EAST LANSING: 517.484.8000 | NOVI: 248.533.0741 | WEST MICHIGAN: 616.588.7700
Back to School Reminder: Don’t Forget About Child Find Obligations!
With school back in full swing, school officials must take care to comply with the Individuals with Disabilities Education Act (IDEA) and Section 504 of the Rehabilitation Act to identify students with disabilities who may require special education and related services.
IDEA Requirements
The IDEA and its implementing regulations place an affirmative duty on public schools to ensure that all students with disabilities who need special education and related services are “identified, located, and evaluated.” This mandate is commonly called the school's “child find” obligation. Schools must have policies and procedures in effect that ensure that all students with disabilities are identified, located, and evaluated. Those obligations are ongoing and apply to any student who is suspected of having a disability, including students who may “fly under the radar,” such as students who are advancing from grade to grade or students who are considered “highly mobile” (i.e., migrant children).
Parents do not have to request an evaluation for their child to trigger the school’s child find obligation. Rather, schools must watch for signs of potential disability and take action when those signs are present. Courts have held that school officials who overlook clear signs of a disability violate the IDEA’s child find obligation.
Once a student is identified as potentially eligible for services, the student should be referred for an evaluation to determine eligibility. If school officials suspect that a student has a disability, the school must seek parental consent to evaluate the student within a reasonable time period. If a parent refuses to consent to an initial evaluation, the school may, but is not required to, use the IDEA’s consent override procedures.
Section 504 Requirements
Section 504 of the Rehabilitation Act also has a child find obligation that requires schools to annually “undertake to identify and locate every qualified [individual with a disability] residing in [the school’s] jurisdiction who is not receiving a public education.” Further, schools must evaluate students “who because of a [disability] need or are believed to need special education or related services.” This broad obligation applies to resident students who attend private schools, students in hospitals, and homeless students. Section 504 obligations, however, do not specify how schools must conduct “child find” for these students.

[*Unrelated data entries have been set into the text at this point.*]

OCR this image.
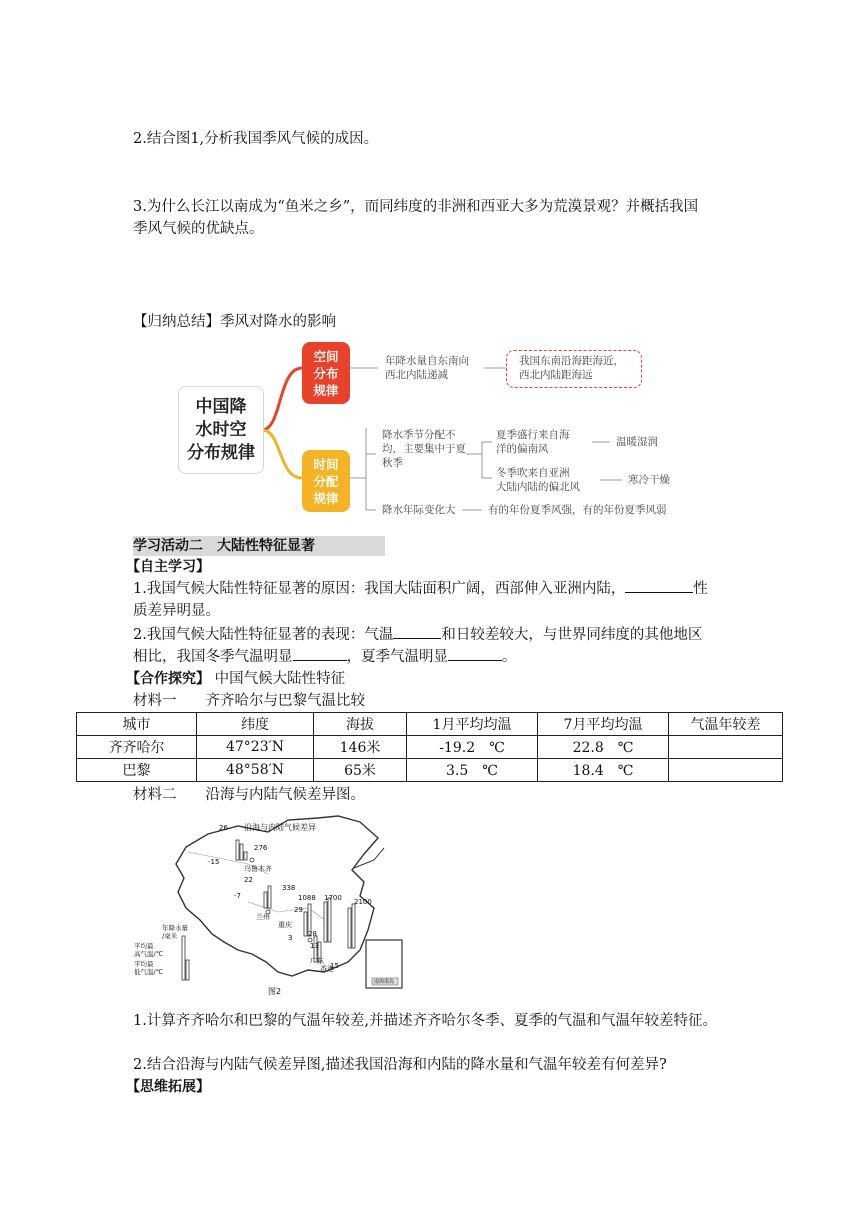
2.结合图1,分析我国季风气候的成因。
3.为什么长江以南成为“鱼米之乡”，而同纬度的非洲和西亚大多为荒漠景观？并概括我国
季风气候的优缺点。
【归纳总结】季风对降水的影响
中国降
水时空
分布规律
空间
分布
规律
年降水量自东南向
西北内陆递减
我国东南沿海距海近，
西北内陆距海远
时间
分配
规律
降水季节分配不
均，主要集中于夏
秋季
夏季盛行来自海
洋的偏南风
温暖湿润
冬季吹来自亚洲
大陆内陆的偏北风
寒冷干燥
降水年际变化大	有的年份夏季风强，有的年份夏季风弱
学习活动二　大陆性特征显著
【自主学习】
1.我国气候大陆性特征显著的原因：我国大陆面积广阔，西部伸入亚洲内陆，	性
质差异明显。
2.我国气候大陆性特征显著的表现：气温	和日较差较大，与世界同纬度的其他地区
相比，我国冬季气温明显	，夏季气温明显	。
【合作探究】 中国气候大陆性特征
材料一　　齐齐哈尔与巴黎气温比较
城市	纬度	海拔	1月平均均温	7月平均均温	气温年较差
齐齐哈尔	47°23′N	146米	-19.2　℃	22.8　℃	
巴黎	48°58′N	65米	3.5　℃	18.4　℃	
材料二　　沿海与内陆气候差异图。
沿海与内陆气候差异
26
276
-15
乌鲁木齐
22
338
-7
兰州
1088
29
1700 2100
重庆
3 28
13
15
广东
香港
南海诸岛
年降水量
/毫米
平均最
高气温/℃
平均最
低气温/℃
图2
1.计算齐齐哈尔和巴黎的气温年较差,并描述齐齐哈尔冬季、夏季的气温和气温年较差特征。
2.结合沿海与内陆气候差异图,描述我国沿海和内陆的降水量和气温年较差有何差异?
【思维拓展】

Like the IDEA, Section 504’s child find obligation is not only triggered when a student’s parent requests an evaluation. Hearing officers have found schools to be in violation of Section 504 for failing to evaluate students when they had reason to suspect a disability. For example, a school violated Section 504 when it failed to evaluate a student after the student’s father provided medical documentation supporting the student’s depression diagnosis. Another court found that a school should have conducted an evaluation when a student with cerebral palsy began using a wheelchair.
School officials also must ensure that they are not side stepping their Section 504 child find obligations by relying on an individual health plan to support students who may be Section 504 eligible. The U.S. Department of Education’s Office for Civil Rights found that the presence of an individual health plan does not negate the need to evaluate a student to determine the student’s Section 504 eligibility. A school’s failure to do so may amount to a denial of a free appropriate public education.
Moving Forward
As the school year progresses, school officials should watch for red flags that may require a closer examination of whether a student is a student with a disability under the IDEA or Section 504. Red flags may include students:
- whose grades are slipping;
- who have frequent absences;
- whose parents have mentioned their student saw or is seeing a specialist;
- who recently enrolled in the school;
- who are receiving homebound services;
- who have a health plan or a known chronic health condition; or
- who have an increase in discipline from previous years.
Failing to timely identify and evaluate students with disabilities under IDEA or Section 504 can have serious consequences for a school, including, but not limited to, compensatory education or tuition reimbursement claims beginning from when school officials first should have suspected that a student had a disability.